Ebenso sind unterstrichene und blaue Texte mit der entsprechenden Information verknüpft.

Tag 50 (04.07.2022):  Chablis - Auxerre

Ausgeruht und gut gelaunt stand ich um 05.00 Uhr auf. Mittlerweile war es jeden Tag zwischen 37 und 42 °C und wir wollten die „kühlen 20 - 22 °C Morgenstunden nutzen, um ein gutes Wegstück zu schaffen, denn gegen Mittag und auf offenem Gelände ohne Schatten war es unerträglich heiß. Wie erwartet war das Zelt vom Tau und vom Dunst des Flusses wieder feucht, aber irgendwie trockner als am Tag zuvor.

Ich hatte mir ein hohes Tagesziel gesetzt und wollte nach Vincelles / Vincelotte gehen. Das wäre eine Tageetappe von 37 km, was durchaus machbar ist. Am Vortag hatte ich in meinem Pilgerführer gesehen, das ich nur noch 3 Tagesetappen und 4 größere Städte von Vézelay entfernt war und in ca. 100 km habe ich die Hälfte von meiner Reise geschafft und bin fast mittig in Frankreich.

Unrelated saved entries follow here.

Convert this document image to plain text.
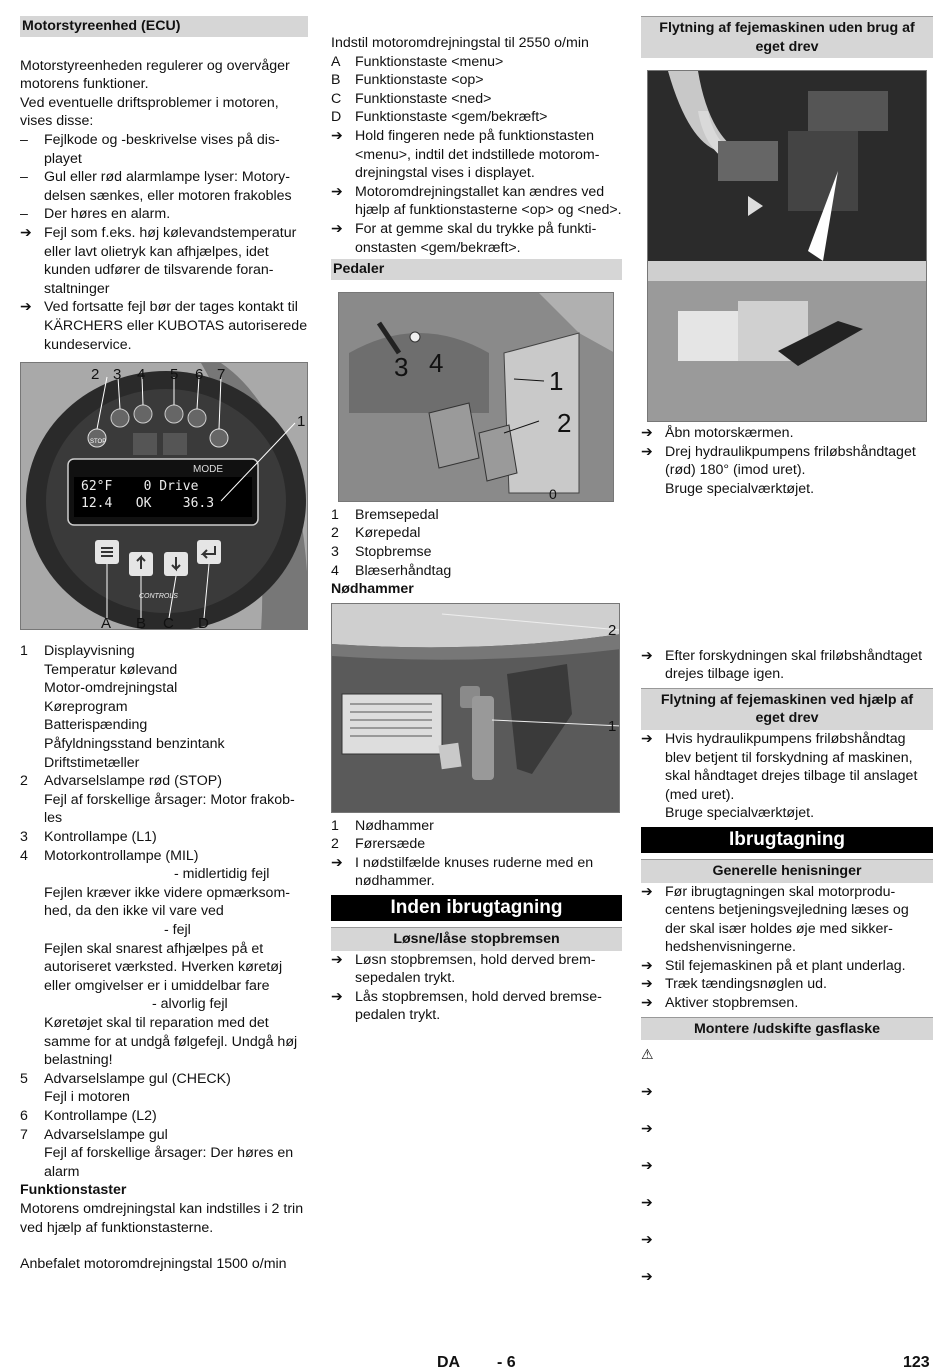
Motorstyreenhed (ECU)

Motorstyreenheden regulerer og overvåger motorens funktioner.

Ved eventuelle driftsproblemer i motoren, vises disse:

–	Fejlkode og -beskrivelse vises på displayet
–	Gul eller rød alarmlampe lyser: Motorydelsen sænkes, eller motoren frakobles
–	Der høres en alarm.
➔ Fejl som f.eks. høj kølevandstemperatur eller lavt olietryk kan afhjælpes, idet kunden udfører de tilsvarende foranstaltninger
➔ Ved fortsatte fejl bør der tages kontakt til KÄRCHERS eller KUBOTAS autoriserede kundeservice.
2 3 4 5 6 7
1
A B C D
STOP
MODE
62°F    0 Drive
12.4   OK    36.3
CONTROLS
1	Displayvisning
Temperatur kølevand
Motor-omdrejningstal
Køreprogram
Batterispænding
Påfyldningsstand benzintank
Driftstimetæller
2	Advarselslampe rød (STOP)
Fejl af forskellige årsager: Motor frakobles
3	Kontrollampe (L1)
4	Motorkontrollampe (MIL)
- midlertidig fejl
Fejlen kræver ikke videre opmærksomhed, da den ikke vil vare ved
- fejl
Fejlen skal snarest afhjælpes på et autoriseret værksted. Hverken køretøj eller omgivelser er i umiddelbar fare
- alvorlig fejl
Køretøjet skal til reparation med det samme for at undgå følgefejl. Undgå høj belastning!
5	Advarselslampe gul (CHECK)
Fejl i motoren
6	Kontrollampe (L2)
7	Advarselslampe gul
Fejl af forskellige årsager: Der høres en alarm
Funktionstaster

Motorens omdrejningstal kan indstilles i 2 trin ved hjælp af funktionstasterne.

Anbefalet motoromdrejningstal 1500 o/min

Indstil motoromdrejningstal til 2550 o/min

A	Funktionstaste <menu>
B	Funktionstaste <op>
C Funktionstaste <ned>
D Funktionstaste <gem/bekræft>
➔ Hold fingeren nede på funktionstasten <menu>, indtil det indstillede motoromdrejningstal vises i displayet.
➔ Motoromdrejningstallet kan ændres ved hjælp af funktionstasterne <op> og <ned>.
➔ For at gemme skal du trykke på funktionstasten <gem/bekræft>.
Pedaler
3 4
1
2
0
1	Bremsepedal
2	Kørepedal
3	Stopbremse
4	Blæserhåndtag
Nødhammer
2
1
1	Nødhammer
2	Førersæde
➔ I nødstilfælde knuses ruderne med en nødhammer.
Inden ibrugtagning
Løsne/låse stopbremsen
➔ Løsn stopbremsen, hold derved bremsepedalen trykt.
➔ Lås stopbremsen, hold derved bremsepedalen trykt.
Flytning af fejemaskinen uden brug af eget drev
➔ Åbn motorskærmen.
➔ Drej hydraulikpumpens friløbshåndtaget (rød) 180° (imod uret).
Bruge specialværktøjet.
➔ Efter forskydningen skal friløbshåndtaget drejes tilbage igen.
Flytning af fejemaskinen ved hjælp af eget drev
➔ Hvis hydraulikpumpens friløbshåndtag blev betjent til forskydning af maskinen, skal håndtaget drejes tilbage til anslaget (med uret).
Bruge specialværktøjet.
Ibrugtagning
Generelle henisninger
➔ Før ibrugtagningen skal motorproducentens betjeningsvejledning læses og der skal især holdes øje med sikkerhedshenvisningerne.
➔ Stil fejemaskinen på et plant underlag.
➔ Træk tændingsnøglen ud.
➔ Aktiver stopbremsen.
Montere /udskifte gasflaske
⚠
➔
➔
➔
➔
➔
➔
DA - 6	123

Was ich an meiner heutigen Tagesplanung aber unterschätzt hatte, waren die Anstiege. Auch wenn es noch etwas weiter entfernt war, warf das europäische Zentralgebirge seine ersten Ausläufer schon voraus.

Nach erledigen der Formalitäten kam ich um 07:00 Uhr los. Der erste Anstieg war in der Ortschaft Milly. Dort musste ich einen Weinberg von ca. 2 km Wegstrecke bis auf 230 m aufsteigen, dann hatte ich das Plateau erreicht und sah, dass ich noch weiter hoch musste. Ich stieg auf 260 m auf. Nachdem ich oben angekommen war, sah ich in meinen Pilgerführer und entnahm die Zahlen dem Höhenprofil in meinem Wanderführer. Innerhalb von ca. 1 km ging es wieder hinunter auf nur 130 m. Nach diesem Aufstieg war ich das erste Mal an meine physischen Grenzen gestoßen, denn ich hatte auch bei dem Abstieg meinen Rucksack mit vollem Gewicht.

Nach dem Abstieg ging es wieder bis Beine sanft bergauf und dann noch einmal heftig einen Weinberg von ca. 200 - 250 Streckenmetern auf knapp 300 Höhenmetern. Oben angekommen kreuzte wie beschrieben eine Strasse, dennoch passte etwas nicht mit den Meterangaben.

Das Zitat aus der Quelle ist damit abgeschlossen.